Scorcese a eu la bonté de nous épargner les valses, les récits des
poètes beat de Frisco comme Michael Mc Clure ou Allen Ginsberg...
Donc
le film s'ouvre sur...la fin du concert!!! On y voit "The Band" jouer
un ultime rappel devant une foule extatique nullement rassasiée par
trois heures et demie de concert...
Pour boucler la boucle, ils
décident de jouer un vieux standard soul de Marvin Gaye, "Don't Do It"
: titre qu'ils jouaient dèja dans les bouges du sud des Etats-Unis au
temps béni des Hawks.
Le film se compose en deux parties : des
témoignages à la fois hilarants et émouvants sur le cheminement du
groupe, et des extraits du concert proprement dit.
Ah, j'avais
oublié de vous dire : pour faire les choses bien, The Band a décidé de
convier quelques potes de passages comme ça, pour voir... (Robertson :
"It had to be more than just a concert, it had to be a
celebration!!!").

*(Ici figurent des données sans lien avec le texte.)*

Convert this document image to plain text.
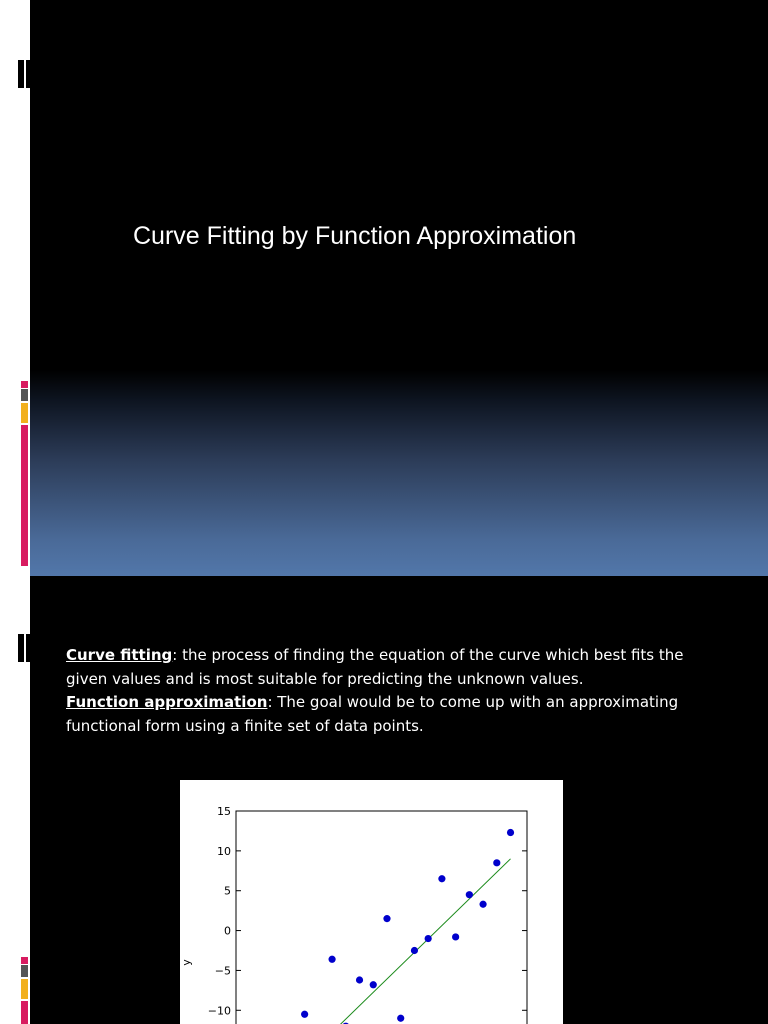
Curve Fitting by Function Approximation
Curve fitting: the process of finding the equation of the curve which best fits the given values and is most suitable for predicting the unknown values.
Function approximation: The goal would be to come up with an approximating functional form using a finite set of data points.
15
10
5
0
−5
−10
y
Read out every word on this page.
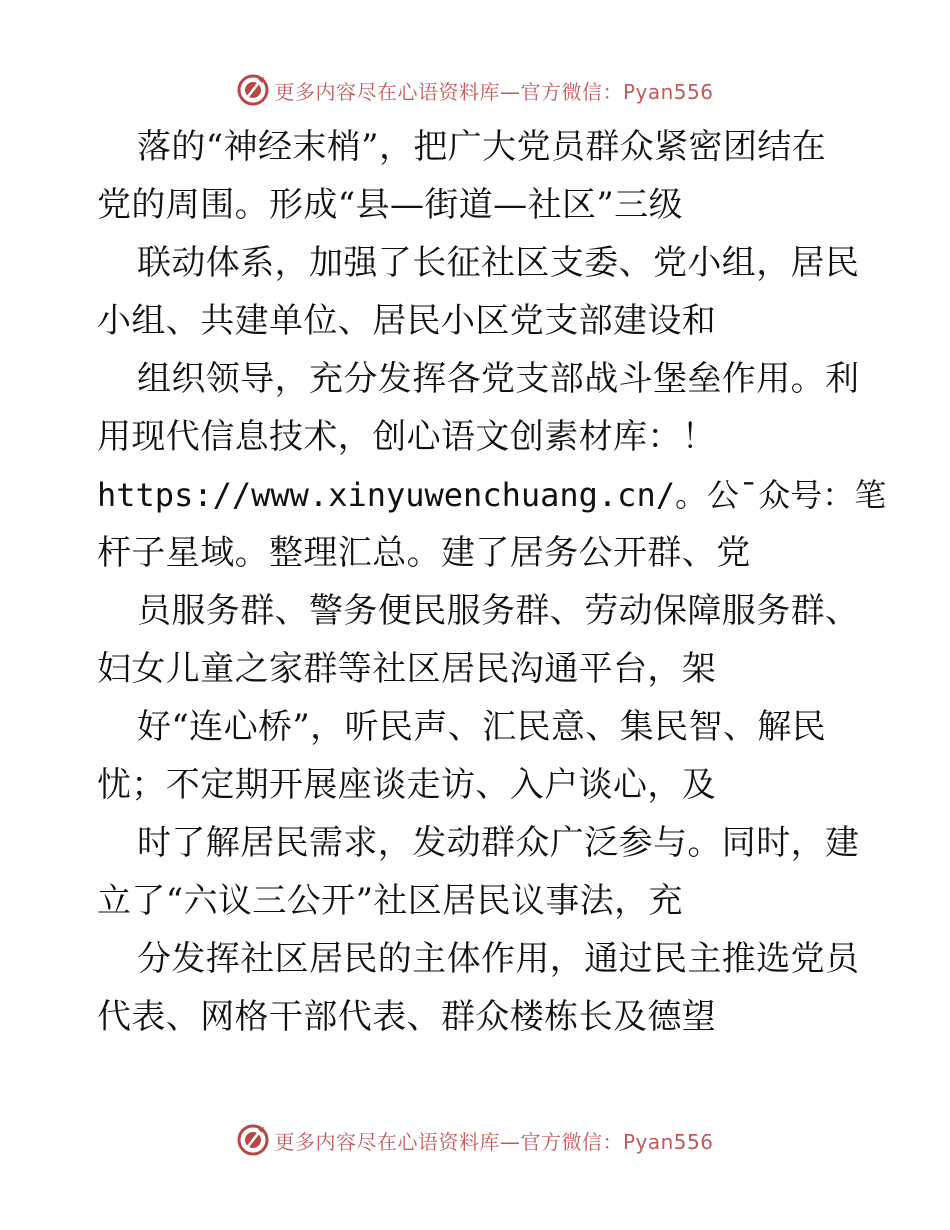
更多内容尽在心语资料库—官方微信：Pyan556
落的“神经末梢”，把广大党员群众紧密团结在
党的周围。形成“县—街道—社区”三级
联动体系，加强了长征社区支委、党小组，居民
小组、共建单位、居民小区党支部建设和
组织领导，充分发挥各党支部战斗堡垒作用。利
用现代信息技术，创心语文创素材库：！
https://www.xinyuwenchuang.cn/。公¯众号：笔
杆子星域。整理汇总。建了居务公开群、党
员服务群、警务便民服务群、劳动保障服务群、
妇女儿童之家群等社区居民沟通平台，架
好“连心桥”，听民声、汇民意、集民智、解民
忧；不定期开展座谈走访、入户谈心，及
时了解居民需求，发动群众广泛参与。同时，建
立了“六议三公开”社区居民议事法，充
分发挥社区居民的主体作用，通过民主推选党员
代表、网格干部代表、群众楼栋长及德望
更多内容尽在心语资料库—官方微信：Pyan556
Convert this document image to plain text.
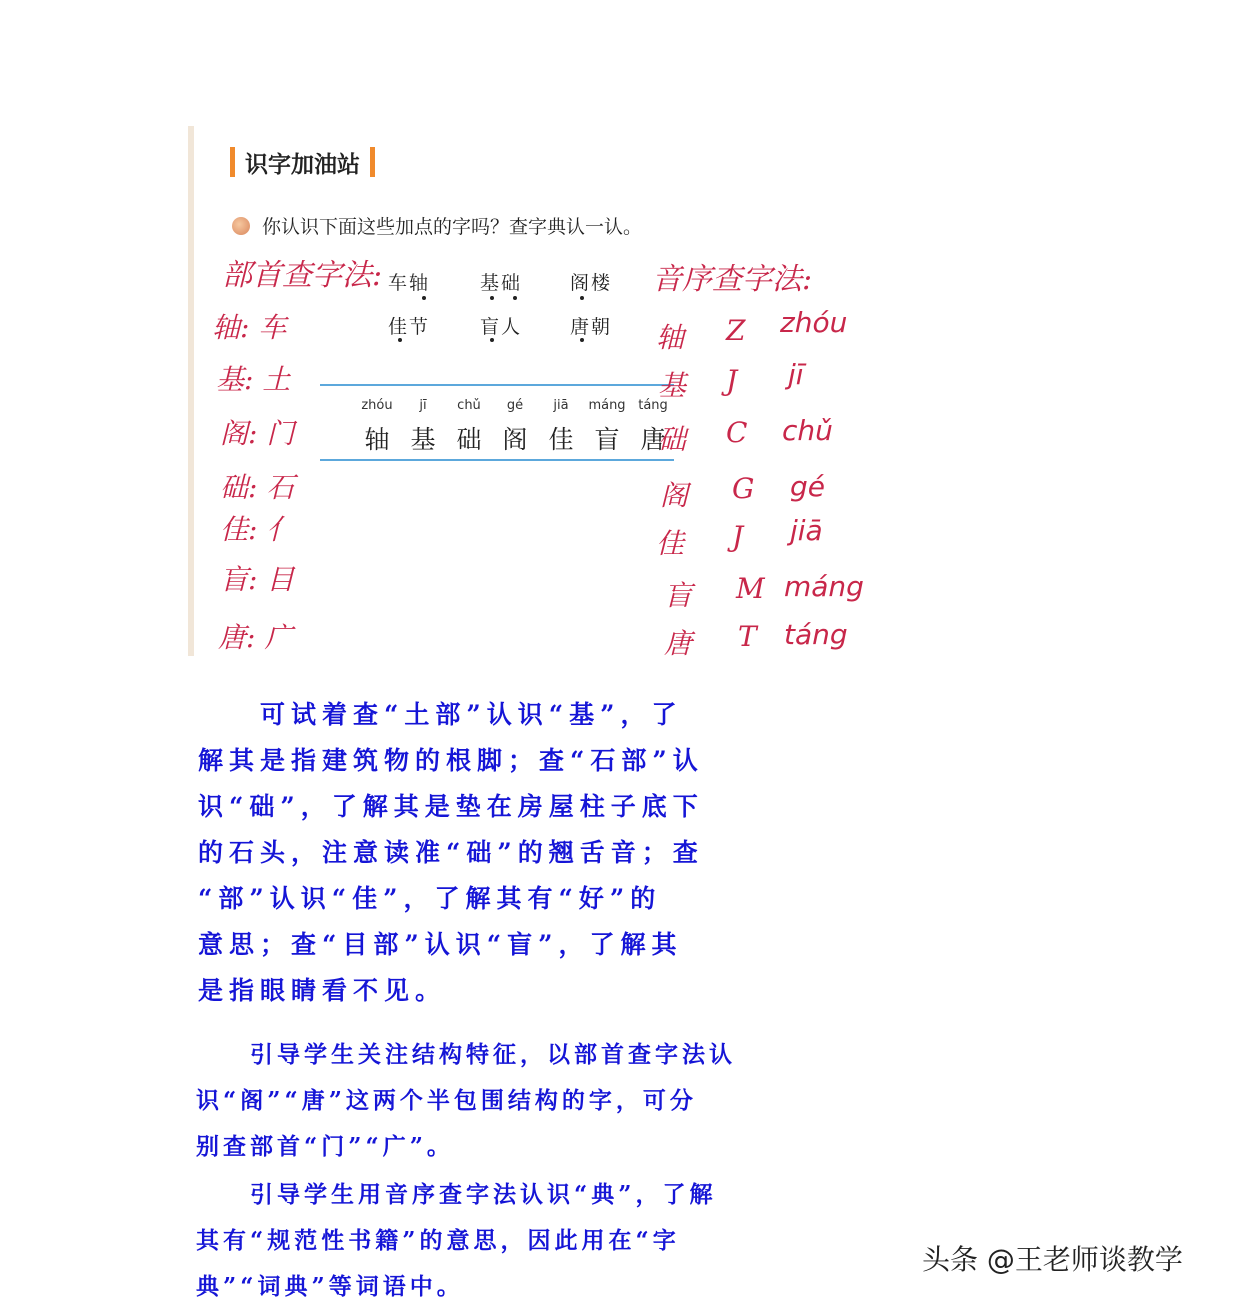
识字加油站
你认识下面这些加点的字吗？查字典认一认。
车轴	基础	阁楼
佳节	盲人	唐朝
zhóu
轴
jī
基
chǔ
础
gé
阁
jiā
佳
máng
盲
táng
唐
部首查字法:
轴: 车
基: 土
阁: 门
础: 石
佳: 亻
盲: 目
唐: 广
音序查字法:
轴 Z zhóu
基 J jī
础 C chǔ
阁 G gé
佳 J jiā
盲 M máng
唐 T táng
　　可试着查“土部”认识“基”，了
解其是指建筑物的根脚；查“石部”认
识“础”，了解其是垫在房屋柱子底下
的石头，注意读准“础”的翘舌音；查
“部”认识“佳”，了解其有“好”的
意思；查“目部”认识“盲”，了解其
是指眼睛看不见。
　　引导学生关注结构特征，以部首查字法认
识“阁”“唐”这两个半包围结构的字，可分
别查部首“门”“广”。
　　引导学生用音序查字法认识“典”，了解
其有“规范性书籍”的意思，因此用在“字
典”“词典”等词语中。
头条 @王老师谈教学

Visez un peu la gueule des amis : Ronnie Hawkins,
Neil Young, Joni Mitchell, Dr John, Neil Diamond, Paul Butterfield,
Muddy Waters, Eric Clapton, Bobby Charles, Van Morrison, Ringo Starr,
Ron Wood, et last but not least, Bob Dylan!!! Pour une fois, on peut
vraiment dire que c'était la fête de la musique!!!
Les interviews sont souvent fendardes : anecdotes sur les années de vaches maigres, boeufs avec l'immense Sonny Boy Williamson, quequette ou pas quequette... Mais le véritable plat de résistance, c'est quand même la zizique!!!
Et là, c'est la caverne d'Ali Baba : tous
les invités présents tiennent à être à la hauteur pour faire honneur à
ce putain de groupe! Après "Up On Cripple Creek" et "The Shape I'm In"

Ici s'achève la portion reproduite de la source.